Na mesa-de-cabeceira dedos que dobravam pedaços de papel, em tiras mais ou menos similares aos próprios engenheiros da sua miserável situação existencial no agora. Havia em cada tira de papel algo de menosprezável, imbuídas que estavam de uma gritante humidade, que lhes roubara aquela espécie de beleza que se pode achar numa folha de papel, tenha ela efectivamente o papel que tiver.

Tomaz Eufrásio não pensara ainda naquela história da reciclagem, ou melhor, pensar até pensara, com aquele carinho que se entrega às boas acções que se fazem aos olhos dos outros, apenas porque era “in” e ficava bem deixar transparecer um certo ”elan”, assim um tanto ou quanto para o ecológico.

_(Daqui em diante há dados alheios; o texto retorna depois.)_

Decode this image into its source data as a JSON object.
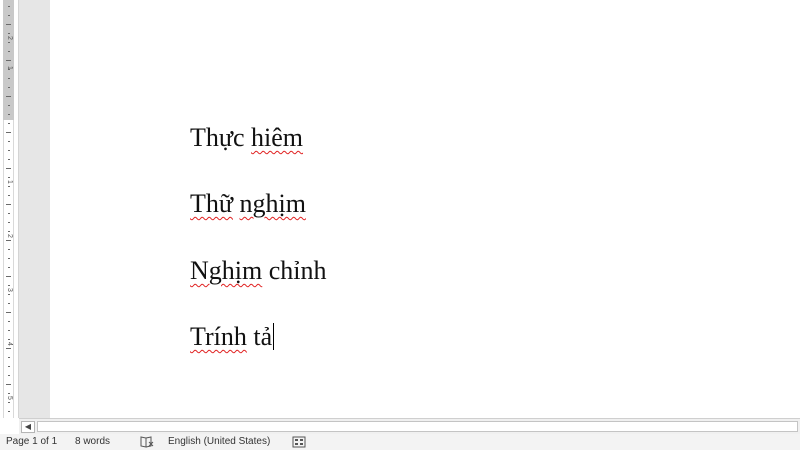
{
  "document": {
    "lines": [
      [
        {
          "text": "Thực ",
          "sq": false
        },
        {
          "text": "hiêm",
          "sq": true
        }
      ],
      [
        {
          "text": "Thữ",
          "sq": true
        },
        {
          "text": " ",
          "sq": false
        },
        {
          "text": "nghịm",
          "sq": true
        }
      ],
      [
        {
          "text": "Nghịm",
          "sq": true
        },
        {
          "text": " chỉnh",
          "sq": false
        }
      ],
      [
        {
          "text": "Trính",
          "sq": true
        },
        {
          "text": " tả",
          "sq": false
        }
      ]
    ]
  },
  "ruler": {
    "numbers": [
      "2",
      "1",
      "1",
      "2",
      "3",
      "4",
      "5"
    ]
  },
  "status_bar": {
    "page": "Page 1 of 1",
    "words": "8 words",
    "language": "English (United States)",
    "proofing_icon": "proofing-book-icon",
    "layout_icon": "track-changes-icon"
  },
  "colors": {
    "squiggle": "#e02020",
    "gutter": "#e6e6e6",
    "status_bg": "#f3f3f3"
  }
}
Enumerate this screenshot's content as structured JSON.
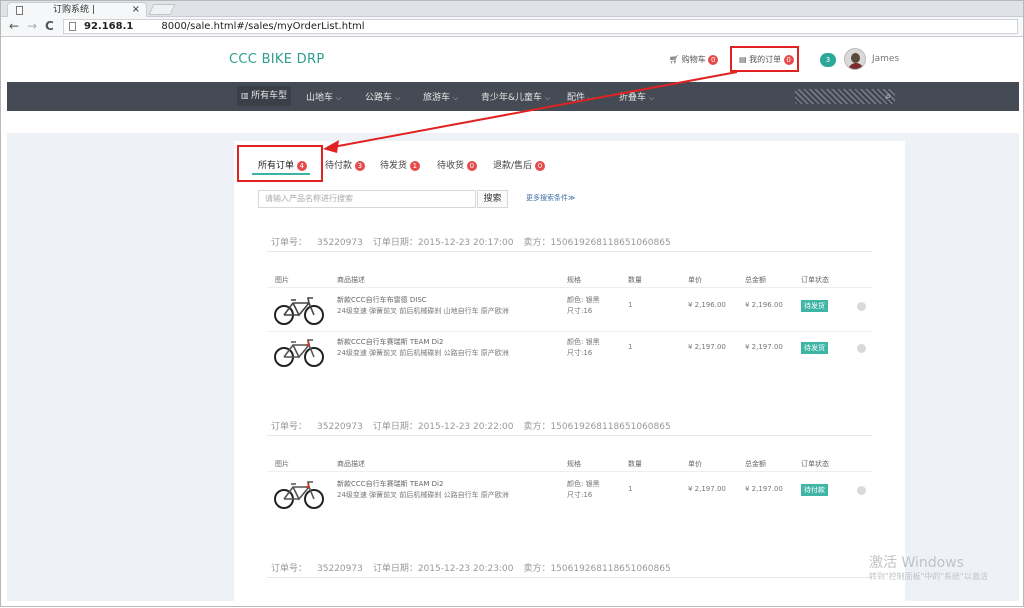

Tomaz jamais se dera ao trabalho, forçado para ele, de perder dois segundos do tempo que entregava às suas “coisinhas” mais ou menos desinteressantes ou apenas vícios sem nome, para que lhe pudesse ocorrer que aquela folha de papel, suave imitação de lenço de seda, cuidadosamente passado a ferro, poderia ter sido noutra vida, um pedaço de jornal, marcado por uma qualquer notícia de arrancar de um simples sorriso a uma mal disfarçada lágrima de comiseração.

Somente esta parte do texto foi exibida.